The Children are Watching
When one of "our" children goes missing, an Amber Alert goes out. Your phone may shake the walls with that urgent buzz that tells you to wake up: a child is gone! Electronic signs along the highway blink the name and age of the child and maybe the license plate of a suspect. The news flashes across the TV screen: one of ours is missing
In her insightful book on teaching African American children, Lisa Delpit wrote that common classroom practices were often a mis-match for African American children, hindered the learning of children who - in the expectations of teachers, in the particular content of the lessons, and in the classroom interactions - were clearly seen as "other people's children."
Her title phrase has become iconic, taking on a life of its own. It reminds us of the subtle and not-so-subtle ways we treat children differently if they aren't like us, if they are somehow "the other." It indicts us for accepting these divisions and ignoring their consequences.
The current situation of children coming in desperation to our borders brings into sharp relief what happens when our perceptions - and our policies - paint them as "other people's children." There are at least 1500 children - from infants to teenagers - currently missing, unaccounted for because US immigration officials separated them from their families. In many cases, parents do not know where they are, whom they are with, or when they will see them again.
I haven't been awakened by 1500 Amber Alerts. Have you? Has EquuSearch been dispatched to go out looking for them? Probably not. Because these are not "our" children: they are "other people's children." The US attorney general thinks it's their parents' fault for bringing them here in the first place.
A senator from Oregon decided to inquire: where are the children? What is happening to the children who are being detained in "immigration facilities" and how are they being treated? Where are the children who are missing? He's a sitting US senator with all of the powers of that elected office. He decided to go to the Texas-Mexico border to find out.
They wouldn't let him in! If ICE or the Border Patrol had come across youth who perhaps on a vacation outing, had been separated from their parents, and were now rescued, they would have likely been all too happy to let the Senator and news cameras in to witness their successful mission: "Cancel the Amber Alert! White children found!"
But here we see Senator Merkley being turned away from the "facility," the former WalMart now housing hundreds of kids whose lives have already been traumatized in their home countries and their fraught journey to our border.
A week later, Sen. Merkley and his cameras returned and were let in. Oh, my, the photos show matching linens on the crisply-made beds, and colorful walls. Were those there a week ago? Internment of people within our country should have ended with the Japanese internments of World War II. Separation of children from their families should have ended with the closing of the English-only boarding schools Native American children were rounded up and sent to - and with the abolition of slavery.

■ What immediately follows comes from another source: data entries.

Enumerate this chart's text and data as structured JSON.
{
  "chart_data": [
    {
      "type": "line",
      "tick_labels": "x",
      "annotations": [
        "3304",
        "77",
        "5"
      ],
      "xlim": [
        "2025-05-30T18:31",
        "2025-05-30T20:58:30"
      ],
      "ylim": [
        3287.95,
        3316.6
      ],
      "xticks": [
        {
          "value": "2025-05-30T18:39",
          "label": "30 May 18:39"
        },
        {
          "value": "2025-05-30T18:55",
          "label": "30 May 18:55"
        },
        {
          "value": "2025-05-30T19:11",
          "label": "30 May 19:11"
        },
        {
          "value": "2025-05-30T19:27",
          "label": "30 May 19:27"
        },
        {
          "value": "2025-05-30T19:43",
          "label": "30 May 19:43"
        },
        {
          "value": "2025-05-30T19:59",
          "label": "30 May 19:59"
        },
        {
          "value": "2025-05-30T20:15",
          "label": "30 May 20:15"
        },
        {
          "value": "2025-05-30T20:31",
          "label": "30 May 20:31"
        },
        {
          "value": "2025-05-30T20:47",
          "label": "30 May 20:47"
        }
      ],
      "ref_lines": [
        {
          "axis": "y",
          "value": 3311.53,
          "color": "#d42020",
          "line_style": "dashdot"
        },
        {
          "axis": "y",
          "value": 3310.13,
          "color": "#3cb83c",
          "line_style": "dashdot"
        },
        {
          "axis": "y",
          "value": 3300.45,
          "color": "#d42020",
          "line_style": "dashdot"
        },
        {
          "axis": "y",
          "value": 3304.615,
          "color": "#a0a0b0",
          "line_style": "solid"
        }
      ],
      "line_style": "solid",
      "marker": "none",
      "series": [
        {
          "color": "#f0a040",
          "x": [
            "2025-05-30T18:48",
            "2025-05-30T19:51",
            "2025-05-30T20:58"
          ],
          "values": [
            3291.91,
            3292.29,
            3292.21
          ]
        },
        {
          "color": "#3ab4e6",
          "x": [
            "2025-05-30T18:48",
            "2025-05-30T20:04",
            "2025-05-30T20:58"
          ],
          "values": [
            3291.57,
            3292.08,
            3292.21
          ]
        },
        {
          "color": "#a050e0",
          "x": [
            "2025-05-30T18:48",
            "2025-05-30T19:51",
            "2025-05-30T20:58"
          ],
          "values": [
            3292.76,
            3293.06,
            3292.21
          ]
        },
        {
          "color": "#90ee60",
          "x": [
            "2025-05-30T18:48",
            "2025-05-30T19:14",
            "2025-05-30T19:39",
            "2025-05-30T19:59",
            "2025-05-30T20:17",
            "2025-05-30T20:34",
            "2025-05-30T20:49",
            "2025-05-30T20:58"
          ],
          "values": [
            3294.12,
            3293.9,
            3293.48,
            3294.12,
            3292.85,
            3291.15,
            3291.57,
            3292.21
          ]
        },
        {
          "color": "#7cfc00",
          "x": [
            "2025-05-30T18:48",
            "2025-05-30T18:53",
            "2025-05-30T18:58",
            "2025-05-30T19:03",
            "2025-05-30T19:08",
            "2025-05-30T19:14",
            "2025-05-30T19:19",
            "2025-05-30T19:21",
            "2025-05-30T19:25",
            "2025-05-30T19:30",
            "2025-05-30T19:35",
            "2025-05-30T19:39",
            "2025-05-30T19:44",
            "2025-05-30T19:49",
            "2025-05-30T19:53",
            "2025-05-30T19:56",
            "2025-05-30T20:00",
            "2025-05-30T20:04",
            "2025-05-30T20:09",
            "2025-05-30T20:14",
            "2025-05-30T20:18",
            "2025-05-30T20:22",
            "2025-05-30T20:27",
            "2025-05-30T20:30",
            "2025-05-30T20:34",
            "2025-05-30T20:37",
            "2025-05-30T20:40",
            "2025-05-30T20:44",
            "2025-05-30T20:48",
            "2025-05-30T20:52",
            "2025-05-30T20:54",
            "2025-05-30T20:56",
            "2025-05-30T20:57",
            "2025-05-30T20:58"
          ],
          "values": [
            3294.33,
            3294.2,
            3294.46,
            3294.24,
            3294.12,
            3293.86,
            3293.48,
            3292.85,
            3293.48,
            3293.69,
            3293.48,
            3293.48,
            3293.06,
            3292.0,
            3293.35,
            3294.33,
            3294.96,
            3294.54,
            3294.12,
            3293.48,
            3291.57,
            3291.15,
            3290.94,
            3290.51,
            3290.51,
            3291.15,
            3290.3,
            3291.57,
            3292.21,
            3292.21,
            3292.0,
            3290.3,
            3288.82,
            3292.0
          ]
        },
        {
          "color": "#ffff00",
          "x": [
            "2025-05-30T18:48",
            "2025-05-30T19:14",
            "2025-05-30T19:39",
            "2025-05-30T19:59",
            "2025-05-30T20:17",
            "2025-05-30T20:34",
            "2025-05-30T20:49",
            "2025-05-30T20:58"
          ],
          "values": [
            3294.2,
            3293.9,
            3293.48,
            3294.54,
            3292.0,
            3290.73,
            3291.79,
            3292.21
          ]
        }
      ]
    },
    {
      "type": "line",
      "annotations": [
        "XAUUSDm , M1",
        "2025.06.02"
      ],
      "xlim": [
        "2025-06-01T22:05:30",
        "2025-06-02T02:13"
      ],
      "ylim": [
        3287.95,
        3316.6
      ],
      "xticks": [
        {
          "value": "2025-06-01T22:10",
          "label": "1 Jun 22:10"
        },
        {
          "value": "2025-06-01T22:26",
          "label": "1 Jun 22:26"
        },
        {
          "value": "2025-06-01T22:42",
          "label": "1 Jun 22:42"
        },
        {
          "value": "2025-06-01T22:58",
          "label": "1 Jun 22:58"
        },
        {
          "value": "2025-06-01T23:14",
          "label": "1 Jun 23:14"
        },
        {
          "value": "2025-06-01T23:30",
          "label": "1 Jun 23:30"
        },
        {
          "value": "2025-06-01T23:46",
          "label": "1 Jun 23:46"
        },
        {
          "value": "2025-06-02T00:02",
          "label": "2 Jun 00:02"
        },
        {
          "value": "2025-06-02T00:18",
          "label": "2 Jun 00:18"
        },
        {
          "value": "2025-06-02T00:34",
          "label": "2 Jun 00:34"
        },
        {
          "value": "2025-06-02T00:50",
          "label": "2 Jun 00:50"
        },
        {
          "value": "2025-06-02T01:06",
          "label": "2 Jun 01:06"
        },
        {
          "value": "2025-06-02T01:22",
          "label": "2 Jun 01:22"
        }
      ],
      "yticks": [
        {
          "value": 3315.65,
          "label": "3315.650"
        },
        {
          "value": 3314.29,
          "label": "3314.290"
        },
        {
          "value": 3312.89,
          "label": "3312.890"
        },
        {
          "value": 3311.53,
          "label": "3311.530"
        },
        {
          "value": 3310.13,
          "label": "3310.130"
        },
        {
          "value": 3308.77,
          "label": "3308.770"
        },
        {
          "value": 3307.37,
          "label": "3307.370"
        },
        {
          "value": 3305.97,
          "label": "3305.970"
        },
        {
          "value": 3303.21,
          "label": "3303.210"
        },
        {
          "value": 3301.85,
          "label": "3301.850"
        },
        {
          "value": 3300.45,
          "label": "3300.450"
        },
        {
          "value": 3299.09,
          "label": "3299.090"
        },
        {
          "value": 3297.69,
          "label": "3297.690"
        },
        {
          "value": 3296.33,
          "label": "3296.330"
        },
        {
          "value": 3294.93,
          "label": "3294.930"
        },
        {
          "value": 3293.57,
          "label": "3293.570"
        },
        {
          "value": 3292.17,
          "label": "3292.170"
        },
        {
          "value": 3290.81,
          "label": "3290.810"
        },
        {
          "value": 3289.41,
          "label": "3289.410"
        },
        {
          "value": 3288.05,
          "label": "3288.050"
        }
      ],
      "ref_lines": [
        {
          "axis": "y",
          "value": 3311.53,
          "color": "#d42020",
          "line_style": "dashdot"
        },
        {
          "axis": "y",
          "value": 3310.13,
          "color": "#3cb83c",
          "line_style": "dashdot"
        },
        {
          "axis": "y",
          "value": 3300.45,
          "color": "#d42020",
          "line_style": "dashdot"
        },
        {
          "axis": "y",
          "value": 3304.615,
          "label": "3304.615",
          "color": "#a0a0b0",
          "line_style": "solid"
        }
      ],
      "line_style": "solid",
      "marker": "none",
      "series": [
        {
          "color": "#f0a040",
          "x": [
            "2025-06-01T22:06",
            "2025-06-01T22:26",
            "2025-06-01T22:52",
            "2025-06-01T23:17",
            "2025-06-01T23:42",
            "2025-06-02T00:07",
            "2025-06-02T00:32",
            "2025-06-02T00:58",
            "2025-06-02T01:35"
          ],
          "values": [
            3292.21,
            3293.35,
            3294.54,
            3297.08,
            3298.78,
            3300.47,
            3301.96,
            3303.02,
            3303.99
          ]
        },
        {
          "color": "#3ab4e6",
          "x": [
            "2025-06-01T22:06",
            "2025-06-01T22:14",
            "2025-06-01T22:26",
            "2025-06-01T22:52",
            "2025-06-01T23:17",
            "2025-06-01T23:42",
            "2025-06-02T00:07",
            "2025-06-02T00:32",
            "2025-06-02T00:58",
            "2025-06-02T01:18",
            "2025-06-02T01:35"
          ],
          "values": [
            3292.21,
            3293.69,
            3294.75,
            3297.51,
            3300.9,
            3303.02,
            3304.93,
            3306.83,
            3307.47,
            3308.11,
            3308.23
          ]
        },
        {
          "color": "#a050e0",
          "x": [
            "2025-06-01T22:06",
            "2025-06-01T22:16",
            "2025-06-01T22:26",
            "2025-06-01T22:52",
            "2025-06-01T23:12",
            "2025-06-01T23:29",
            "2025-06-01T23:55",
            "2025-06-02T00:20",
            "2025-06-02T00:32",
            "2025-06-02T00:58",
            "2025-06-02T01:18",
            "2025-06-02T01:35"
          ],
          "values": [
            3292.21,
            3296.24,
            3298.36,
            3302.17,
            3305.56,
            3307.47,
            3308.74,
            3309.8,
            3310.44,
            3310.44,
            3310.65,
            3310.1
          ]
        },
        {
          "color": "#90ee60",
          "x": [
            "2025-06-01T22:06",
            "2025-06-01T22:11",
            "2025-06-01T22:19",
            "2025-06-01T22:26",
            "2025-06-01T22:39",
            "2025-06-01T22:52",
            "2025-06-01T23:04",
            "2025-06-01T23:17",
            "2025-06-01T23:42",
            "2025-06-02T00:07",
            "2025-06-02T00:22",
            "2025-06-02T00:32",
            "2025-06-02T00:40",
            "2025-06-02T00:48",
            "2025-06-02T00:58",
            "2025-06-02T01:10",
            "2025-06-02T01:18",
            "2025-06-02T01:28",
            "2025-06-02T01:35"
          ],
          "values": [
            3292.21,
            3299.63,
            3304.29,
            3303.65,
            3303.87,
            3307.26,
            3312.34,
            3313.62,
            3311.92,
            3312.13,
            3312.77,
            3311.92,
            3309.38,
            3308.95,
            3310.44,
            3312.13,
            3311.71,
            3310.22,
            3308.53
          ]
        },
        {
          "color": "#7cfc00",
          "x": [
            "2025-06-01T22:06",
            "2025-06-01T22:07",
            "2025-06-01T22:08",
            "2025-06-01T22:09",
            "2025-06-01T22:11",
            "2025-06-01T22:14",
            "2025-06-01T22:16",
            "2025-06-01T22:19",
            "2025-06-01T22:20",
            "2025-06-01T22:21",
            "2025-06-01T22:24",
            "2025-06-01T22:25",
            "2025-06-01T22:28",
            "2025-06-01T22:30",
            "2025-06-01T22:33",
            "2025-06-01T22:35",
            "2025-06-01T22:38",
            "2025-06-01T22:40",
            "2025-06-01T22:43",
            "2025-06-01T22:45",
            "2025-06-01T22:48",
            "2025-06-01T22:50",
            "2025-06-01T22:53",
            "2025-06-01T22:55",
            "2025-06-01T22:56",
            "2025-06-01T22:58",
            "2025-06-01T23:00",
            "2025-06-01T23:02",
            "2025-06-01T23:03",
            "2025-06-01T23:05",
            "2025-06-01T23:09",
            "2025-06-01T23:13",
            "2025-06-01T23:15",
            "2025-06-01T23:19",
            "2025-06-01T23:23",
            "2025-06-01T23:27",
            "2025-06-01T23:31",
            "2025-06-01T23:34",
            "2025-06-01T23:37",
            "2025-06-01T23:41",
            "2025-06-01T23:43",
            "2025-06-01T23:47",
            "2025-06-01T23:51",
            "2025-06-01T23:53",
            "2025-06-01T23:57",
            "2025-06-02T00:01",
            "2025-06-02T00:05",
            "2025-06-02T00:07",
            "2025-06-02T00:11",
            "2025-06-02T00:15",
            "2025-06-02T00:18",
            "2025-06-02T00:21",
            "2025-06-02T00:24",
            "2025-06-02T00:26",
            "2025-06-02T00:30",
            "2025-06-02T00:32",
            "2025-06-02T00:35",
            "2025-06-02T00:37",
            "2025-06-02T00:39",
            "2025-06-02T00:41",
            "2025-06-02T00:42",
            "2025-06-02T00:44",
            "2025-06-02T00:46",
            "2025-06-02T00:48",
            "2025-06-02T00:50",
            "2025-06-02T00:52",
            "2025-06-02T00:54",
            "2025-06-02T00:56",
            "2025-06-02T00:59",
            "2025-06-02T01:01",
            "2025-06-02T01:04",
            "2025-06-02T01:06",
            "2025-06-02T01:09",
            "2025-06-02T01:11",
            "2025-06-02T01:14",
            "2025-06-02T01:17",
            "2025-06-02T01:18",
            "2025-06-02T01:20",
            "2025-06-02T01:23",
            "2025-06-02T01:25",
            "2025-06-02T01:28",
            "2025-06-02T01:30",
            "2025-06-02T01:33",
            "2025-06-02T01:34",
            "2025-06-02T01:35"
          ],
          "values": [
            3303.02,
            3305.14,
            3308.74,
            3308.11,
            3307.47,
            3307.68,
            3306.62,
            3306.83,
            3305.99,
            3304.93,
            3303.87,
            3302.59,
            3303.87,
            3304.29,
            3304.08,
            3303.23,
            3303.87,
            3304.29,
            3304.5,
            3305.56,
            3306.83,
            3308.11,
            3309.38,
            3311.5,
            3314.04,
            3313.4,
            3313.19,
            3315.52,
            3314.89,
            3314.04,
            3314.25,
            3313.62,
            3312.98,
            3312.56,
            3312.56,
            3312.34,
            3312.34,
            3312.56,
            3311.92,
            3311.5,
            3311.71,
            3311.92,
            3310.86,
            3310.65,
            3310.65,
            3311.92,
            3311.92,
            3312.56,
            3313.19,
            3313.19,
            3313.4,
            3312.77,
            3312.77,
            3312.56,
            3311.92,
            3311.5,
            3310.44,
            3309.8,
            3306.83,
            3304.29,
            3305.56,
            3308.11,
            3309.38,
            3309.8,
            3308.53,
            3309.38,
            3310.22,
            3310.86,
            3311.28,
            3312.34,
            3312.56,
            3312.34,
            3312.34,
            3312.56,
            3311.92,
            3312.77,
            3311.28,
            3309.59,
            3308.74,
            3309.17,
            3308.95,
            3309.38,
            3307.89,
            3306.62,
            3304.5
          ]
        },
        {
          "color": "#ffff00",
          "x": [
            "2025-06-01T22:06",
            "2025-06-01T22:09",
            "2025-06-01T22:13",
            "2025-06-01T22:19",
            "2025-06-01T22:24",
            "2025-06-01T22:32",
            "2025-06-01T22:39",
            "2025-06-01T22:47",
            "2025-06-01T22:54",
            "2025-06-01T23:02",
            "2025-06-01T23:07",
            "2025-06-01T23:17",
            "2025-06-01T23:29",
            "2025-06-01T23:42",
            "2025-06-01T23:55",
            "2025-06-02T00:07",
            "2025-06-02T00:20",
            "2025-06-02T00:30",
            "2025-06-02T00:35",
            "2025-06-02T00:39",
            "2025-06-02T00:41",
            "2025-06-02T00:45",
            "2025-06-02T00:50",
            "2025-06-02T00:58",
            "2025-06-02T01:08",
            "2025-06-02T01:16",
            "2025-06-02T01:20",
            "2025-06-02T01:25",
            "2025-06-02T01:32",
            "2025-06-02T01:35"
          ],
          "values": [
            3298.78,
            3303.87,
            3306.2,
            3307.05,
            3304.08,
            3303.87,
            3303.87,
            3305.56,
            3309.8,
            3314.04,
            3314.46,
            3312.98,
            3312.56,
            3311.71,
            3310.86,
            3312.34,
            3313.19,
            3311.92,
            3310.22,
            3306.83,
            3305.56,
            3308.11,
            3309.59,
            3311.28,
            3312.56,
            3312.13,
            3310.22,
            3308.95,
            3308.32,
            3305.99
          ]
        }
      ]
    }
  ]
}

I applaud Senator Merkley for bearing witness. For being persistent. And I applaud him and Senator Feinstein and their fellow senators who are joining in submitting a bill to end these detentions and give fair treatment to those seeking safety at our borders.
Here is the bill, the "Keep Families Together Act"
If you agree we have to end this cruel treatment of other people's children, contact your senator to support it. Demand Mitch McConnell let it be heard and voted on. Get all your friends to join in.
Every child has a right to be safe. Every child has a right to have her rights respected. They are all our children. And they are watching.